商社員の夫と共に赴任した中国、雲南省。通訳として雇った美しい少数民族出身の娘は私と結婚したいと言い出した。少数民族の風習に則り結婚した私達は、夫と3人で一つ家に暮らし始めるが…。女性同士の結婚がもたらす人間関係の微妙な揺れ、中国の奥地に今も息づく、四千年の歴史を持つ茶葉の味わいを描く。
(村田喜代子)1945年福岡県生まれ。『鍋の中』 で芥川賞、『白い山』 で女流文学賞、『真夜中の自転車』 で平林たい子賞受賞。主な著書に 『花野』 『蕨野行』 『十二のトイレ』 など。

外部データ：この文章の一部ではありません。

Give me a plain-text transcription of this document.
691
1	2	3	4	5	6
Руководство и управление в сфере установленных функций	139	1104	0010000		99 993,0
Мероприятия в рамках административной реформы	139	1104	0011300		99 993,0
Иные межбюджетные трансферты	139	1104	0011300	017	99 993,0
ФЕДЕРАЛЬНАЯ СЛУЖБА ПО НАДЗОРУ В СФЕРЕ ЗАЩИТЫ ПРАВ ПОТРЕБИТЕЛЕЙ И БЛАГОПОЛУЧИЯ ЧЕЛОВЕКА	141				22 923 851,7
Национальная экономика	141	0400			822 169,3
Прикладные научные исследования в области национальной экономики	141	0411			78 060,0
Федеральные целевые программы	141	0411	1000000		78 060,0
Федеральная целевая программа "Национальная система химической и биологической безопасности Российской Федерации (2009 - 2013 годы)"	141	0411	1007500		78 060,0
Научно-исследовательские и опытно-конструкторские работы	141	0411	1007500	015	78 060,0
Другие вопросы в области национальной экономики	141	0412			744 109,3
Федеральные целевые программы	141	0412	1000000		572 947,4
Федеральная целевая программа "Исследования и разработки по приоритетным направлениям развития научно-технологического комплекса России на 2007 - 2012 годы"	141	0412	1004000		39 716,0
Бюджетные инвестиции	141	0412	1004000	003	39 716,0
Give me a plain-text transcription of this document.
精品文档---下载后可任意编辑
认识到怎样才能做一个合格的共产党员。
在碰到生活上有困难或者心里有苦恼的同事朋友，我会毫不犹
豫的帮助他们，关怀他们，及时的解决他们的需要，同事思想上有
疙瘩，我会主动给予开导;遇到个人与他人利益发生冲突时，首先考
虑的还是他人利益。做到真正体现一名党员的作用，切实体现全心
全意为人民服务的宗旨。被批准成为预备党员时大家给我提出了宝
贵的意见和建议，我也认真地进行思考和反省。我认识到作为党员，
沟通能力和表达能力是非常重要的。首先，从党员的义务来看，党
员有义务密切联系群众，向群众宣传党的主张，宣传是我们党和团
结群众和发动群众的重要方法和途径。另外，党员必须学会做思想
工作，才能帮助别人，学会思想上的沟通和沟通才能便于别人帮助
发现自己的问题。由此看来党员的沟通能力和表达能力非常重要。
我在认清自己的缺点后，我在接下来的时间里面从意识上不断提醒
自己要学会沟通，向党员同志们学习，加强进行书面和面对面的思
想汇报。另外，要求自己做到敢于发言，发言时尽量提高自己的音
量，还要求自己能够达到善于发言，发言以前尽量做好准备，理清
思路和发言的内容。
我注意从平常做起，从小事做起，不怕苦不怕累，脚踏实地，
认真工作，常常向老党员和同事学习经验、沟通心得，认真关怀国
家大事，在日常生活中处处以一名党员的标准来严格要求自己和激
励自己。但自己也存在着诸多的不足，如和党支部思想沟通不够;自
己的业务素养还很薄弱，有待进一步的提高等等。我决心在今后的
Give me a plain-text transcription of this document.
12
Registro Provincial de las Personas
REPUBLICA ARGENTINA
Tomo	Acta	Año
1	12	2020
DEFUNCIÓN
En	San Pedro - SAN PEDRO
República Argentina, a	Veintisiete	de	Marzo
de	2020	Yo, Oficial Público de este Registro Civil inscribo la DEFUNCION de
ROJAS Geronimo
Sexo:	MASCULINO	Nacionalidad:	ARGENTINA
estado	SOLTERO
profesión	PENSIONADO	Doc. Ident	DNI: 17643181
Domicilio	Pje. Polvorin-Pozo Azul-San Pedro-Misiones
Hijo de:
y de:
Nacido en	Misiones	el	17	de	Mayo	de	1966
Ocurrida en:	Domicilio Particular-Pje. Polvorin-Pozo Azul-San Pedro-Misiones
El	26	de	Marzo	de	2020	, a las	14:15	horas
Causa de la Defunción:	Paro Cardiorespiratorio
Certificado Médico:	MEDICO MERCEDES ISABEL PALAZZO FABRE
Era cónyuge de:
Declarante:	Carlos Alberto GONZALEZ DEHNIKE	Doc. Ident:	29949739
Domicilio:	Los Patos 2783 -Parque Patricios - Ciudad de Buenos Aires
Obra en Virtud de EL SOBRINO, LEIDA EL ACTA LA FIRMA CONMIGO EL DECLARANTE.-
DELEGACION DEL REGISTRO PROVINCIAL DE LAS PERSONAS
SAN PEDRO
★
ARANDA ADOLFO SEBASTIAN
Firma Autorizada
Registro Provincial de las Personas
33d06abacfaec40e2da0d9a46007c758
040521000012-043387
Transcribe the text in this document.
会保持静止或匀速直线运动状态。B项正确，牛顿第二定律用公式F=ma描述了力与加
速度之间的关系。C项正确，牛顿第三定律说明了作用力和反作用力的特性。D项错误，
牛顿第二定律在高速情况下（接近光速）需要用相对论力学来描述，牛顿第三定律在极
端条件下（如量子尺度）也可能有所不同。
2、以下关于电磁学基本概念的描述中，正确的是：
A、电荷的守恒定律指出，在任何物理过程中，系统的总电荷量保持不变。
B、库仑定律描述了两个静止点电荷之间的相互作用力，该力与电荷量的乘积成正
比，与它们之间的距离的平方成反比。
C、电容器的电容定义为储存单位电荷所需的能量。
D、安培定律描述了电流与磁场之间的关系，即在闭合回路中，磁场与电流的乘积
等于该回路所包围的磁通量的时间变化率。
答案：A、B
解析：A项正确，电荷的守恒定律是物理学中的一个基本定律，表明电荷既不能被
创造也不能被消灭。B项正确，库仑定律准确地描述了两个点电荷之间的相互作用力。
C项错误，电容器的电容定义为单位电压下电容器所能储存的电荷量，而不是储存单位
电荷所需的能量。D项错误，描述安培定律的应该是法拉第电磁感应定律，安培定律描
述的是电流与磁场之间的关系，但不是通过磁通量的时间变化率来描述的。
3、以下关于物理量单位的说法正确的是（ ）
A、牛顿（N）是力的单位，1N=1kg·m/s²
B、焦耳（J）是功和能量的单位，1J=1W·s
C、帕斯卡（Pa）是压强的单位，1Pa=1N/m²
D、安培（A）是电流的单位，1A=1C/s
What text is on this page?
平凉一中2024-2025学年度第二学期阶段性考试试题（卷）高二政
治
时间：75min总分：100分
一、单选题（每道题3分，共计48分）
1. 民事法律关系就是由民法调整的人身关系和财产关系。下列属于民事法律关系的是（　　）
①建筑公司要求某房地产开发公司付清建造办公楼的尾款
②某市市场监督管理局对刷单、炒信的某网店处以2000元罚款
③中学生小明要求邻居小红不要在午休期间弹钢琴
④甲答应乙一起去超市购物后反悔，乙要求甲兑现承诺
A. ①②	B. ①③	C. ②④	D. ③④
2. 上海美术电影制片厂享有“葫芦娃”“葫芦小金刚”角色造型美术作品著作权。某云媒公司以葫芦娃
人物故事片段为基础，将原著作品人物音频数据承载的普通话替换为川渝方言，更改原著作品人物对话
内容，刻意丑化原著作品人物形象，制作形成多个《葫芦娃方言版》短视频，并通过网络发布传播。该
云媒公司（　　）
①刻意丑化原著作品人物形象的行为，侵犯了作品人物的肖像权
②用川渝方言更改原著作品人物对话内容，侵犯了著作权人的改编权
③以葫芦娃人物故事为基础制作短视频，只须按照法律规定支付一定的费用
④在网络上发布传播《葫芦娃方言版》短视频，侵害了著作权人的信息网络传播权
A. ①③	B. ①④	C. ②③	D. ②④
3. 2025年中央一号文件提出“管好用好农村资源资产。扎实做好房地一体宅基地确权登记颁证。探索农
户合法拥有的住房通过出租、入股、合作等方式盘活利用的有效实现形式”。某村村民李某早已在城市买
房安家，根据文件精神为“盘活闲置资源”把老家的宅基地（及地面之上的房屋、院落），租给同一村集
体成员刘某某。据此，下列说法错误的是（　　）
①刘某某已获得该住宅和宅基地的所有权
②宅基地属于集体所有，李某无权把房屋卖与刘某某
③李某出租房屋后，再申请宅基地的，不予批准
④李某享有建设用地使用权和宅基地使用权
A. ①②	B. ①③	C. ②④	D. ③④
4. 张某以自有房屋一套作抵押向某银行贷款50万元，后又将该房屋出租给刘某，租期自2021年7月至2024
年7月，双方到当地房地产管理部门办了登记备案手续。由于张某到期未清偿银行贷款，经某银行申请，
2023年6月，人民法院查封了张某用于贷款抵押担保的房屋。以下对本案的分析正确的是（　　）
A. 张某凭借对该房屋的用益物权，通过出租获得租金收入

久々に小説らしい小説だった。数奇な運命を通して夫婦、人と人のつながりを描いた作品。中国の少数民族の風習も知ることができ大変興味深い。夫婦とは何か、夫と妻の考え方とはここまで違うのか、と考えさせられる。
少数民族の風習にのっとり
『妻』 を娶った敦子が、帰国する際に妻である英姫を連れて行きたがった気持ちはよく分かる、敦子にとって既に英姫は
『自分の一部』 になってしまっていたのだ。妻は自分の一部…こういう考え方は夫(男性)的なのか、妻(女性)的なのか、それも考えさせられる。
しかしこうした女が妻を娶る、という奇妙な風習はやはり中国、雲南という秘境の地であってこそ成り立つ関係であり、英姫の取った行動も敦子の諦めも当然仕方のないことなのだろう。
構成も見事。物語は初老の敦子が昔を回想することで語られているが、雲南での暮らしを思い出すきっかけとなったのも、敦子のボランティア先で出会った講師の男性が語った、彼の夢に出てきたという異国の家族の話という箇所。男性は夢の中のことであったのに生々しく、忘れられないのだと言う。
同様にして敦子にとっても雲南での暮らし、英姫との結婚生活は夢のようであったのだが、現実であったのだ。それが美しくも儚くも、悲しくもある。